Hinton has been vocal about his concerns about the potential harms of AI. Are you worried?

I’m worried about this. (Think about) nuclear technology, which has allowed people to create bombs of arbitrary size and which can also be very useful. People began to worry as soon as they realized what a chain reaction was. Fast forward to 1970: biologists were very concerned about genetic engineering. If you create a virus in the right way, you can come close to wiping out the population. Essentially, it’s a chain reaction. It wouldn’t surprise me if this kind of danger could be realized in AI – creating programs in such a way that they are self-replicating.

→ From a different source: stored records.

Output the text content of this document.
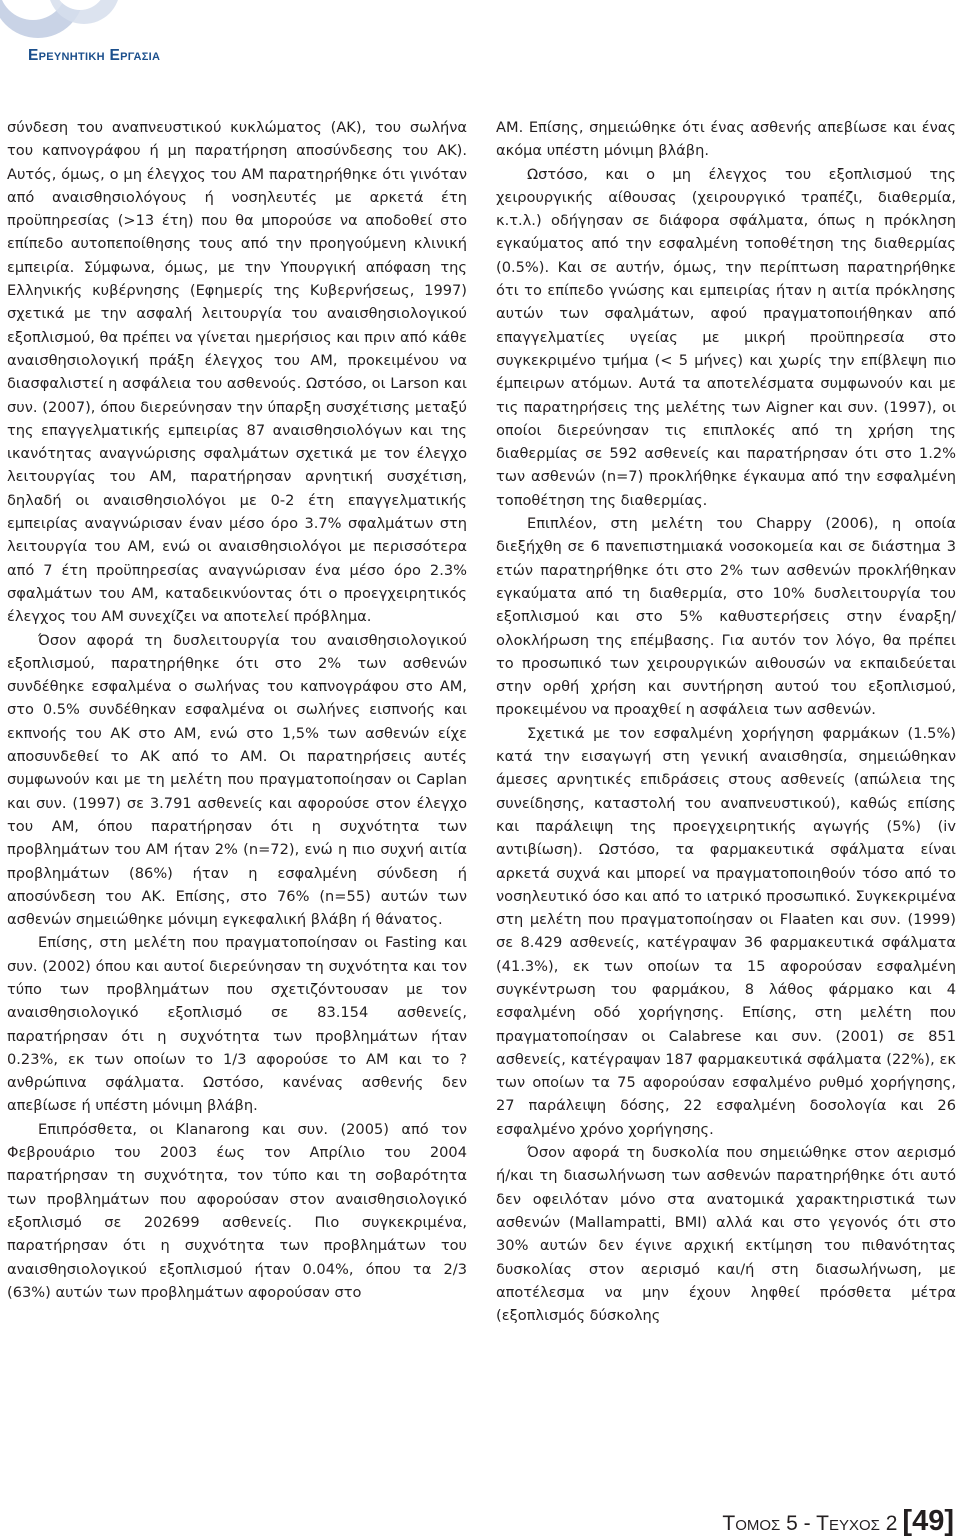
Ερευνητικη Εργασια

σύνδεση του αναπνευστικού κυκλώματος (ΑΚ), του σωλήνα του καπνογράφου ή μη παρατήρηση αποσύνδεσης του ΑΚ). Αυτός, όμως, ο μη έλεγχος του ΑΜ παρατηρήθηκε ότι γινόταν από αναισθησιολόγους ή νοσηλευτές με αρκετά έτη προϋπηρεσίας (>13 έτη) που θα μπορούσε να αποδοθεί στο επίπεδο αυτοπεποίθησης τους από την προηγούμενη κλινική εμπειρία. Σύμφωνα, όμως, με την Υπουργική απόφαση της Ελληνικής κυβέρνησης (Εφημερίς της Κυβερνήσεως, 1997) σχετικά με την ασφαλή λειτουργία του αναισθησιολογικού εξοπλισμού, θα πρέπει να γίνεται ημερήσιος και πριν από κάθε αναισθησιολογική πράξη έλεγχος του ΑΜ, προκειμένου να διασφαλιστεί η ασφάλεια του ασθενούς. Ωστόσο, οι Larson και συν. (2007), όπου διερεύνησαν την ύπαρξη συσχέτισης μεταξύ της επαγγελματικής εμπειρίας 87 αναισθησιολόγων και της ικανότητας αναγνώρισης σφαλμάτων σχετικά με τον έλεγχο λειτουργίας του ΑΜ, παρατήρησαν αρνητική συσχέτιση, δηλαδή οι αναισθησιολόγοι με 0-2 έτη επαγγελματικής εμπειρίας αναγνώρισαν έναν μέσο όρο 3.7% σφαλμάτων στη λειτουργία του ΑΜ, ενώ οι αναισθησιολόγοι με περισσότερα από 7 έτη προϋπηρεσίας αναγνώρισαν ένα μέσο όρο 2.3% σφαλμάτων του ΑΜ, καταδεικνύοντας ότι ο προεγχειρητικός έλεγχος του ΑΜ συνεχίζει να αποτελεί πρόβλημα.

Όσον αφορά τη δυσλειτουργία του αναισθησιολογικού εξοπλισμού, παρατηρήθηκε ότι στο 2% των ασθενών συνδέθηκε εσφαλμένα ο σωλήνας του καπνογράφου στο ΑΜ, στο 0.5% συνδέθηκαν εσφαλμένα οι σωλήνες εισπνοής και εκπνοής του ΑΚ στο ΑΜ, ενώ στο 1,5% των ασθενών είχε αποσυνδεθεί το ΑΚ από το ΑΜ. Οι παρατηρήσεις αυτές συμφωνούν και με τη μελέτη που πραγματοποίησαν οι Caplan και συν. (1997) σε 3.791 ασθενείς και αφορούσε στον έλεγχο του ΑΜ, όπου παρατήρησαν ότι η συχνότητα των προβλημάτων του ΑΜ ήταν 2% (n=72), ενώ η πιο συχνή αιτία προβλημάτων (86%) ήταν η εσφαλμένη σύνδεση ή αποσύνδεση του ΑΚ. Επίσης, στο 76% (n=55) αυτών των ασθενών σημειώθηκε μόνιμη εγκεφαλική βλάβη ή θάνατος.

Επίσης, στη μελέτη που πραγματοποίησαν οι Fasting και συν. (2002) όπου και αυτοί διερεύνησαν τη συχνότητα και τον τύπο των προβλημάτων που σχετιζόντουσαν με τον αναισθησιολογικό εξοπλισμό σε 83.154 ασθενείς, παρατήρησαν ότι η συχνότητα των προβλημάτων ήταν 0.23%, εκ των οποίων το 1/3 αφορούσε το ΑΜ και το ? ανθρώπινα σφάλματα. Ωστόσο, κανένας ασθενής δεν απεβίωσε ή υπέστη μόνιμη βλάβη.

Επιπρόσθετα, οι Klanarong και συν. (2005) από τον Φεβρουάριο του 2003 έως τον Απρίλιο του 2004 παρατήρησαν τη συχνότητα, τον τύπο και τη σοβαρότητα των προβλημάτων που αφορούσαν στον αναισθησιολογικό εξοπλισμό σε 202699 ασθενείς. Πιο συγκεκριμένα, παρατήρησαν ότι η συχνότητα των προβλημάτων του αναισθησιολογικού εξοπλισμού ήταν 0.04%, όπου τα 2/3 (63%) αυτών των προβλημάτων αφορούσαν στο

ΑΜ. Επίσης, σημειώθηκε ότι ένας ασθενής απεβίωσε και ένας ακόμα υπέστη μόνιμη βλάβη.

Ωστόσο, και ο μη έλεγχος του εξοπλισμού της χειρουργικής αίθουσας (χειρουργικό τραπέζι, διαθερμία, κ.τ.λ.) οδήγησαν σε διάφορα σφάλματα, όπως η πρόκληση εγκαύματος από την εσφαλμένη τοποθέτηση της διαθερμίας (0.5%). Και σε αυτήν, όμως, την περίπτωση παρατηρήθηκε ότι το επίπεδο γνώσης και εμπειρίας ήταν η αιτία πρόκλησης αυτών των σφαλμάτων, αφού πραγματοποιήθηκαν από επαγγελματίες υγείας με μικρή προϋπηρεσία στο συγκεκριμένο τμήμα (< 5 μήνες) και χωρίς την επίβλεψη πιο έμπειρων ατόμων. Αυτά τα αποτελέσματα συμφωνούν και με τις παρατηρήσεις της μελέτης των Aigner και συν. (1997), οι οποίοι διερεύνησαν τις επιπλοκές από τη χρήση της διαθερμίας σε 592 ασθενείς και παρατήρησαν ότι στο 1.2% των ασθενών (n=7) προκλήθηκε έγκαυμα από την εσφαλμένη τοποθέτηση της διαθερμίας.

Επιπλέον, στη μελέτη του Chappy (2006), η οποία διεξήχθη σε 6 πανεπιστημιακά νοσοκομεία και σε διάστημα 3 ετών παρατηρήθηκε ότι στο 2% των ασθενών προκλήθηκαν εγκαύματα από τη διαθερμία, στο 10% δυσλειτουργία του εξοπλισμού και στο 5% καθυστερήσεις στην έναρξη/ολοκλήρωση της επέμβασης. Για αυτόν τον λόγο, θα πρέπει το προσωπικό των χειρουργικών αιθουσών να εκπαιδεύεται στην ορθή χρήση και συντήρηση αυτού του εξοπλισμού, προκειμένου να προαχθεί η ασφάλεια των ασθενών.

Σχετικά με τον εσφαλμένη χορήγηση φαρμάκων (1.5%) κατά την εισαγωγή στη γενική αναισθησία, σημειώθηκαν άμεσες αρνητικές επιδράσεις στους ασθενείς (απώλεια της συνείδησης, καταστολή του αναπνευστικού), καθώς επίσης και παράλειψη της προεγχειρητικής αγωγής (5%) (iv αντιβίωση). Ωστόσο, τα φαρμακευτικά σφάλματα είναι αρκετά συχνά και μπορεί να πραγματοποιηθούν τόσο από το νοσηλευτικό όσο και από το ιατρικό προσωπικό. Συγκεκριμένα στη μελέτη που πραγματοποίησαν οι Flaaten και συν. (1999) σε 8.429 ασθενείς, κατέγραψαν 36 φαρμακευτικά σφάλματα (41.3%), εκ των οποίων τα 15 αφορούσαν εσφαλμένη συγκέντρωση του φαρμάκου, 8 λάθος φάρμακο και 4 εσφαλμένη οδό χορήγησης. Επίσης, στη μελέτη που πραγματοποίησαν οι Calabrese και συν. (2001) σε 851 ασθενείς, κατέγραψαν 187 φαρμακευτικά σφάλματα (22%), εκ των οποίων τα 75 αφορούσαν εσφαλμένο ρυθμό χορήγησης, 27 παράλειψη δόσης, 22 εσφαλμένη δοσολογία και 26 εσφαλμένο χρόνο χορήγησης.

Όσον αφορά τη δυσκολία που σημειώθηκε στον αερισμό ή/και τη διασωλήνωση των ασθενών παρατηρήθηκε ότι αυτό δεν οφειλόταν μόνο στα ανατομικά χαρακτηριστικά των ασθενών (Mallampatti, BMI) αλλά και στο γεγονός ότι στο 30% αυτών δεν έγινε αρχική εκτίμηση του πιθανότητας δυσκολίας στον αερισμό και/ή στη διασωλήνωση, με αποτέλεσμα να μην έχουν ληφθεί πρόσθετα μέτρα (εξοπλισμός δύσκολης

Τομος 5 - Τευχος 2 [49]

Nobel Prize in Chemistry awarded to developers of AlphaFold AI, which predicts protein structures

The world doesn’t need unlimited speed in AI development. Until we understand more about the limitations of the systems you can create—where you stand on that ladder of danger—I worry.

What advice do you have for today’s graduate students?

Where the two fields are apart, look to see if there is anything interesting in the crack between them. I’ve always been interested in these interfaces because they contain interesting people with different motivations, and listening to them argue is quite educational. It will tell you what they really value and how they are trying to solve the problem. If they don’t have the tools to solve the problem, maybe there’s room for me.

Are you still an active researcher?

I don’t teach. I have one collaborator, Dmitry Krotov (from the MIT–IBM Watson Artificial Intelligence Laboratory in Cambridge, Massachusetts), who works in theoretical physics, and I have fun talking to him. Now I never do math. But I certainly enjoy interacting with people who are trying to ask and answer important questions. It’s nice to be reminded of the breadth of problems people are working on. When I taught, there were always young people, different views, and that’s how you stay young.

This interview has been edited for length and clarity.